2021 update: Modern versions of MSVC don’t need manual use of _mm256_zeroupper()
even when compiling AVX intrinsics without /arch:AVX
. VS2010 did.
The behavior that you are seeing is the result of expensive state-switching.
See page 102 of Agner Fog’s manual:
http://www.agner.org/optimize/microarchitecture.pdf
Every time you improperly switch back and forth between SSE and AVX instructions, you will pay an extremely high (~70) cycle penalty.
When you compile without /arch:AVX
, VS2010 will generate SSE instructions, but will still use AVX wherever you have AVX intrinsics. Therefore, you’ll get code that has both SSE and AVX instructions – which will have those state-switching penalties. (VS2010 knows this, so it emits that warning you’re seeing.)
Therefore, you should use either all SSE, or all AVX. Specifying /arch:AVX
tells the compiler to use all AVX.
It sounds like you’re trying to make multiple code paths: one for SSE, and one for AVX.

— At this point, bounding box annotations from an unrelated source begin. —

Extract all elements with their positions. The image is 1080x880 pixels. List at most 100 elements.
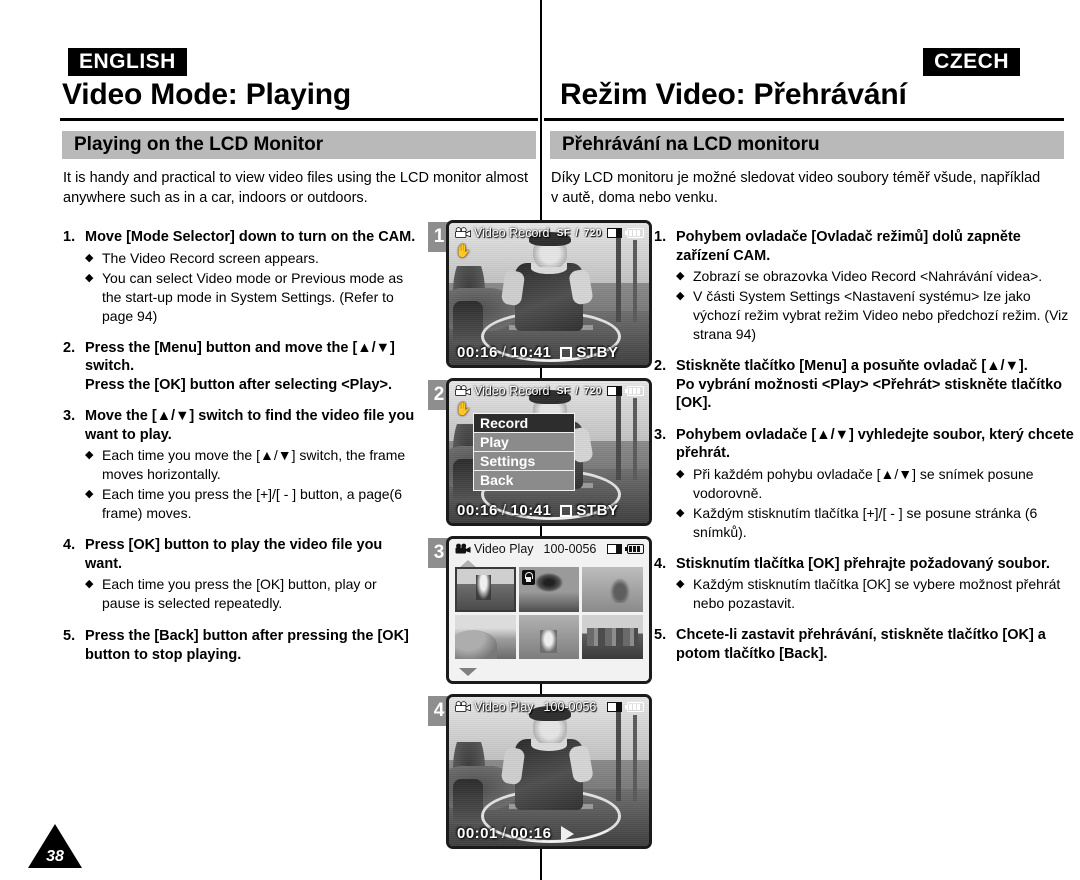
- step-bullets: ◆ Zobrazí se obrazovka Video Record <Nah…: [676, 267, 1074, 344]
- page-title-czech: Režim Video: Přehrávání: [560, 78, 907, 111]
- intro-paragraph-czech: Díky LCD monitoru je možné sledovat vide…: [551, 170, 1041, 206]
- bullet-item: ◆ V části System Settings <Nastavení sys…: [676, 287, 1074, 344]
- camcorder-icon: [455, 385, 471, 396]
- lock-icon: [521, 570, 535, 585]
- diamond-icon: ◆: [676, 270, 685, 282]
- lcd-mode-label: Video Record: [474, 384, 550, 398]
- step-number: 3.: [63, 408, 76, 424]
- section-heading-czech: Přehrávání na LCD monitoru: [550, 131, 1064, 159]
- bullet-text: Každým stisknutím tlačítka [OK] se vyber…: [693, 576, 1061, 611]
- page-number: 38: [46, 848, 64, 865]
- bullet-item: ◆ Každým stisknutím tlačítka [OK] se vyb…: [676, 575, 1074, 613]
- thumbnail-item-1[interactable]: [455, 567, 516, 612]
- camcorder-icon: [455, 701, 471, 712]
- list-item: 4. Stisknutím tlačítka [OK] přehrajte po…: [654, 555, 1074, 614]
- bullet-text: Each time you press the [+]/[ - ] button…: [102, 486, 403, 521]
- step-heading: Press the [Back] button after pressing t…: [85, 628, 409, 663]
- bullet-text: V části System Settings <Nastavení systé…: [693, 288, 1069, 342]
- diamond-icon: ◆: [85, 488, 94, 500]
- lcd-mode-label: Video Play: [474, 542, 534, 556]
- camcorder-icon: [455, 227, 471, 238]
- list-item: 1. Pohybem ovladače [Ovladač režimů] dol…: [654, 228, 1074, 344]
- list-item: 2. Press the [Menu] button and move the …: [63, 339, 418, 395]
- czech-column: CZECH Režim Video: Přehrávání Přehrávání…: [542, 0, 1080, 880]
- bullet-text: Each time you press the [OK] button, pla…: [102, 576, 377, 611]
- language-tag-english: ENGLISH: [68, 48, 187, 76]
- step-bullets: ◆ Each time you move the [▲/▼] switch, t…: [85, 446, 418, 523]
- diamond-icon: ◆: [85, 271, 94, 284]
- page-title-english: Video Mode: Playing: [62, 78, 352, 111]
- diamond-icon: ◆: [676, 467, 685, 480]
- intro-paragraph-english: It is handy and practical to view video …: [63, 170, 529, 206]
- list-item: 5. Press the [Back] button after pressin…: [63, 627, 418, 664]
- step-number: 3.: [654, 426, 667, 443]
- scroll-down-arrow-icon[interactable]: [459, 668, 477, 676]
- step-heading: Press [OK] button to play the video file…: [85, 537, 383, 572]
- bullet-text: The Video Record screen appears.: [102, 249, 319, 266]
- bullet-text: Při každém pohybu ovladače [▲/▼] se sním…: [693, 465, 1034, 501]
- diamond-icon: ◆: [676, 578, 685, 590]
- step-heading: Move [Mode Selector] down to turn on the…: [85, 229, 416, 245]
- bullet-item: ◆ Při každém pohybu ovladače [▲/▼] se sn…: [676, 465, 1074, 503]
- step-heading: Pohybem ovladače [Ovladač režimů] dolů z…: [676, 229, 1021, 264]
- step-heading: Press the [Menu] button and move the [▲/…: [85, 339, 395, 375]
- step-bullets: ◆ Each time you press the [OK] button, p…: [85, 575, 418, 613]
- step-heading: Stiskněte tlačítko [Menu] a posuňte ovla…: [676, 358, 1028, 374]
- list-item: 3. Pohybem ovladače [▲/▼] vyhledejte sou…: [654, 426, 1074, 542]
- steps-list-czech: 1. Pohybem ovladače [Ovladač režimů] dol…: [654, 228, 1074, 676]
- bullet-item: ◆ The Video Record screen appears.: [85, 249, 418, 268]
- list-item: 1. Move [Mode Selector] down to turn on …: [63, 228, 418, 326]
- thumbnail-item-4[interactable]: [455, 614, 516, 659]
- diamond-icon: ◆: [85, 578, 94, 590]
- step-number: 2.: [654, 358, 667, 374]
- bullet-text: Zobrazí se obrazovka Video Record <Nahrá…: [693, 268, 1043, 284]
- bullet-item: ◆ Každým stisknutím tlačítka [+]/[ - ] s…: [676, 504, 1074, 542]
- anti-shake-hand-icon: ✋: [455, 401, 472, 416]
- step-bullets: ◆ Každým stisknutím tlačítka [OK] se vyb…: [676, 575, 1074, 613]
- lcd-mode-label: Video Play: [474, 700, 534, 714]
- step-number: 5.: [63, 628, 76, 644]
- list-item: 3. Move the [▲/▼] switch to find the vid…: [63, 407, 418, 523]
- time-current: 00:16: [457, 344, 498, 361]
- step-bullets: ◆ Při každém pohybu ovladače [▲/▼] se sn…: [676, 465, 1074, 542]
- list-item: 4. Press [OK] button to play the video f…: [63, 536, 418, 613]
- step-number: 4.: [63, 537, 76, 553]
- manual-page: ENGLISH Video Mode: Playing Playing on t…: [0, 0, 1080, 880]
- diamond-icon: ◆: [676, 290, 685, 302]
- bullet-item: ◆ Zobrazí se obrazovka Video Record <Nah…: [676, 267, 1074, 286]
- step-heading: Pohybem ovladače [▲/▼] vyhledejte soubor…: [676, 426, 1074, 462]
- bullet-item: ◆ Each time you move the [▲/▼] switch, t…: [85, 446, 418, 484]
- language-tag-czech: CZECH: [923, 48, 1020, 76]
- step-number: 2.: [63, 339, 76, 356]
- bullet-item: ◆ Each time you press the [OK] button, p…: [85, 575, 418, 613]
- step-heading: Press the [OK] button after selecting <P…: [85, 376, 392, 393]
- title-rule-english: [60, 118, 538, 121]
- step-number: 5.: [654, 627, 667, 643]
- title-rule-czech: [544, 118, 1064, 121]
- list-item: 5. Chcete-li zastavit přehrávání, stiskn…: [654, 626, 1074, 663]
- lcd-mode-label: Video Record: [474, 226, 550, 240]
- diamond-icon: ◆: [676, 506, 685, 519]
- step-number: 4.: [654, 555, 667, 572]
- list-item: 2. Stiskněte tlačítko [Menu] a posuňte o…: [654, 357, 1074, 413]
- anti-shake-hand-icon: ✋: [455, 243, 472, 258]
- time-current: 00:16: [457, 502, 498, 519]
- time-current: 00:01: [457, 825, 498, 842]
- diamond-icon: ◆: [85, 251, 94, 264]
- bullet-item: ◆ Each time you press the [+]/[ - ] butt…: [85, 485, 418, 523]
- diamond-icon: ◆: [85, 449, 94, 461]
- section-heading-english: Playing on the LCD Monitor: [62, 131, 536, 159]
- step-heading: Po vybrání možnosti <Play> <Přehrát> sti…: [676, 376, 1063, 412]
- step-number: 1.: [654, 229, 667, 245]
- bullet-item: ◆ You can select Video mode or Previous …: [85, 269, 418, 326]
- steps-list-english: 1. Move [Mode Selector] down to turn on …: [63, 228, 418, 677]
- bullet-text: You can select Video mode or Previous mo…: [102, 269, 404, 324]
- bullet-text: Each time you move the [▲/▼] switch, the…: [102, 447, 406, 482]
- step-bullets: ◆ The Video Record screen appears. ◆ You…: [85, 249, 418, 326]
- time-separator: /: [501, 344, 507, 361]
- bullet-text: Každým stisknutím tlačítka [+]/[ - ] se …: [693, 504, 1038, 540]
- step-heading: Move the [▲/▼] switch to find the video …: [85, 408, 415, 443]
- step-number: 1.: [63, 229, 76, 245]
- step-heading: Chcete-li zastavit přehrávání, stiskněte…: [676, 627, 1046, 662]
- camcorder-icon: [455, 543, 471, 554]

For this, I suggest you separate your SSE and AVX code into two different compilation units. (one compiled with /arch:AVX
and one without) Then link them together and make a dispatcher to choose based on the what hardware it’s running on.
If you need to mix SSE and AVX, be sure to use _mm256_zeroupper()
or _mm256_zeroall()
appropriately to avoid the state-switching penalties.